Auditorium Pushed into Redevelopment Morass
During its 2011 budget crunch, Oakland had entered into a purchase-leaseback agreement with its RDA, selling both the Civic Auditorium title and its $14 million annual debt to the agency. But as that sale was being finalized, former Oakland Mayor Jerry Brown—now governor of California—got the state legislature to pass the bill that ended redevelopment  in the state. AB X1 26 seized all city redevelopment funds to balance the state’s 2012-13 budget, forcing cities to take over existing redevelopment obligations.

This lobbed the Civic Auditorium and its problems to Oakland’s state-mandated successor to the RDA, a new public entity overseen by a seven-member board consisting of Mayor Quan and representatives of AC Transit, the Alameda County Board of Supervisors, the Peralta Community College District, and the Oakland Unified School District. The decision over what to do with the two bids to Civic Auditorium will now be made by that oversight board, taking the venue out of the sole hands of the City of Oakland for the first time.

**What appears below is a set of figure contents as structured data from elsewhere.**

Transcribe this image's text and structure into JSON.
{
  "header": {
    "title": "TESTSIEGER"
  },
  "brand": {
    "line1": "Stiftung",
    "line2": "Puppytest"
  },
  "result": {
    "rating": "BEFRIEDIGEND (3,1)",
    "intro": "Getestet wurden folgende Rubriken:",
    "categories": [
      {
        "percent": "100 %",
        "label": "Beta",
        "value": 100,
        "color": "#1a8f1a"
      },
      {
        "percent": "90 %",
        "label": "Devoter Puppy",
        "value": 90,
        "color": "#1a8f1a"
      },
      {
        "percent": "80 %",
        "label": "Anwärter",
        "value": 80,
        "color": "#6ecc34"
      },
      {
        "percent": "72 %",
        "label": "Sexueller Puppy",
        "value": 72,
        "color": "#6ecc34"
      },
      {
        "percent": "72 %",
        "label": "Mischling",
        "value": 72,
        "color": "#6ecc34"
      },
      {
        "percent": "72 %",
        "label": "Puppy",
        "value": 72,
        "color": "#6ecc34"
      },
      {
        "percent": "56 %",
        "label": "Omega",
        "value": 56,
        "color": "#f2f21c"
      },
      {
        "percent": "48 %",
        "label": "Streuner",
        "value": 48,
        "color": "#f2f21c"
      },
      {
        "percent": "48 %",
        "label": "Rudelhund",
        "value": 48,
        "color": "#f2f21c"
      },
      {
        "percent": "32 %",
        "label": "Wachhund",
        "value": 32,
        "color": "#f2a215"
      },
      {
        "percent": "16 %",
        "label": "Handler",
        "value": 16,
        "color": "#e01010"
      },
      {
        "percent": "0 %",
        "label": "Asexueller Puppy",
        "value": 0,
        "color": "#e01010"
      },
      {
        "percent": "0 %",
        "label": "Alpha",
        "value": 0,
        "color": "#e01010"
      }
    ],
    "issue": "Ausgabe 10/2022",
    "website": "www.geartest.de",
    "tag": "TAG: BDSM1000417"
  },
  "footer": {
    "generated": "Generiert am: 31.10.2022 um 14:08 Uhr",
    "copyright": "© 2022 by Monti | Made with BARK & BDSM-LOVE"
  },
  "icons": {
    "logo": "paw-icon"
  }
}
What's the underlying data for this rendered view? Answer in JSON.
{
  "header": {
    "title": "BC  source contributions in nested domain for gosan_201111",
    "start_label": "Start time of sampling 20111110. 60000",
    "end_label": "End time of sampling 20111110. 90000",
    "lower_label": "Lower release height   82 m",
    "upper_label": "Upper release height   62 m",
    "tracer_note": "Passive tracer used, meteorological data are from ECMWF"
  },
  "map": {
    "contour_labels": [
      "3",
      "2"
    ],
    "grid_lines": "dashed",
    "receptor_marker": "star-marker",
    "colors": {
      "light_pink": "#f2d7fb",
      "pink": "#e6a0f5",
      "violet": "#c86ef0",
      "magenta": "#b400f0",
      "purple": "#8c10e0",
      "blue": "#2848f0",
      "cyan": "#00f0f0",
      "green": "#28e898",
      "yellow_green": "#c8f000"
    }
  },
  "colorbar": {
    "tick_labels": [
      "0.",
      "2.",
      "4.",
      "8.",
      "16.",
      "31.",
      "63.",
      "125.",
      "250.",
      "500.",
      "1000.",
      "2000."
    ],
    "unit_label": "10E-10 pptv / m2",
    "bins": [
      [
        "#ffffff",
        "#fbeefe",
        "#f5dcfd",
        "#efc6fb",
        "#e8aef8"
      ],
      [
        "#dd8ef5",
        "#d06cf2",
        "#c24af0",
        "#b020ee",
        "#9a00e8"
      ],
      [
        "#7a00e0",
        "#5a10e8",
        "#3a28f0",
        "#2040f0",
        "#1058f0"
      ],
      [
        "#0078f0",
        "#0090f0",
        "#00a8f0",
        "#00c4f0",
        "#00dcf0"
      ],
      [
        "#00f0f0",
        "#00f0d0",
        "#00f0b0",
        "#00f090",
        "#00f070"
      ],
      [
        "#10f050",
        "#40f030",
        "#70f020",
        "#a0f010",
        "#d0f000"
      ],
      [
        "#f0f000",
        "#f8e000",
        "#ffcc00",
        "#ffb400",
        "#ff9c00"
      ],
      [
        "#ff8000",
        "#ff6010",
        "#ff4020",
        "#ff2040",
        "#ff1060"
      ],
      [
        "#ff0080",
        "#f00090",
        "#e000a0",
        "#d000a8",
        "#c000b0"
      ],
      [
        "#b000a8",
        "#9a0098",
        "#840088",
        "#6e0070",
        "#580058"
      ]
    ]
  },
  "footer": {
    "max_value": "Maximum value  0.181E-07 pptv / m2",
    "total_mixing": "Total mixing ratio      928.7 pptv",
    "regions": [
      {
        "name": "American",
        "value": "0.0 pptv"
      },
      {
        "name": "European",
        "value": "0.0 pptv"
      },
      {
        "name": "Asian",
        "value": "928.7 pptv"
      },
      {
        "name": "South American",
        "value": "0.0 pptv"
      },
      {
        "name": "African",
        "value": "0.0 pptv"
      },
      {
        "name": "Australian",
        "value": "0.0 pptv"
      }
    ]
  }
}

Meanwhile questions linger over the wisdom of the decision to close the Civic Auditorium in the first place. Proper management and marketing could have avoided the shut-down, according to Schiff.

“The City Council people would lean on the staff to give them a good rate when all these churches and nonprofit groups would come and try to rent the place out, and then they wouldn’t backfill it out of their budget,” Schiff says. “Then they turned around and said, ‘We’re losing money on the auditorium.’” The decision to rename the venue also hurt, she says. “It lost its identity as the Oakland Auditorium. Nobody was trying to keep that building going.”
Under Mayor Jerry Brown, responsibility for running the Civic Auditorium went to then-Director of the City Cultural Arts Department, Dennis Power. Already tasked with managing the Oakland Museum and the Alice Arts Center (later renamed the Malonga Casquelourd Center), Power had little time for or interest in the Civic Auditorium. During the debate over closing the Auditorium, Power called it “an anachronism,” adding that it was too large for some gatherings, and too small for other concerts and events.

Schiff sees no connection between the closing of the Civic Auditorium and the fact that the Brown Administration and the City Council invested massive amounts of city redevelopment money in rehabilitating and reopening the Fox Oakland Theater.

But others believed in 2005, and continue to believe now, that the city erred in planning to close one viable entertainment venue while reopening another, and that the real reason the Auditorium did not get city support seven years ago was that private developers had their eyes on the Center, and used their influence with city leaders to block its continued use as a public entity.

The massive demonstation by Occupy Oakland brought the abandoned building briefly back into the  limelight but in the budgetary climate of today’s Oakland, there seems little chance it will be brought to life any time soon. For now Oakland’s Civic Auditorium continues to sit empty, forlorn and alone at the end of Lake Merritt, awaiting its ultimate fate.

J. Douglas Allen-Taylor writes frequently for RP&E. He is a freelance journalist based in Oakland, California.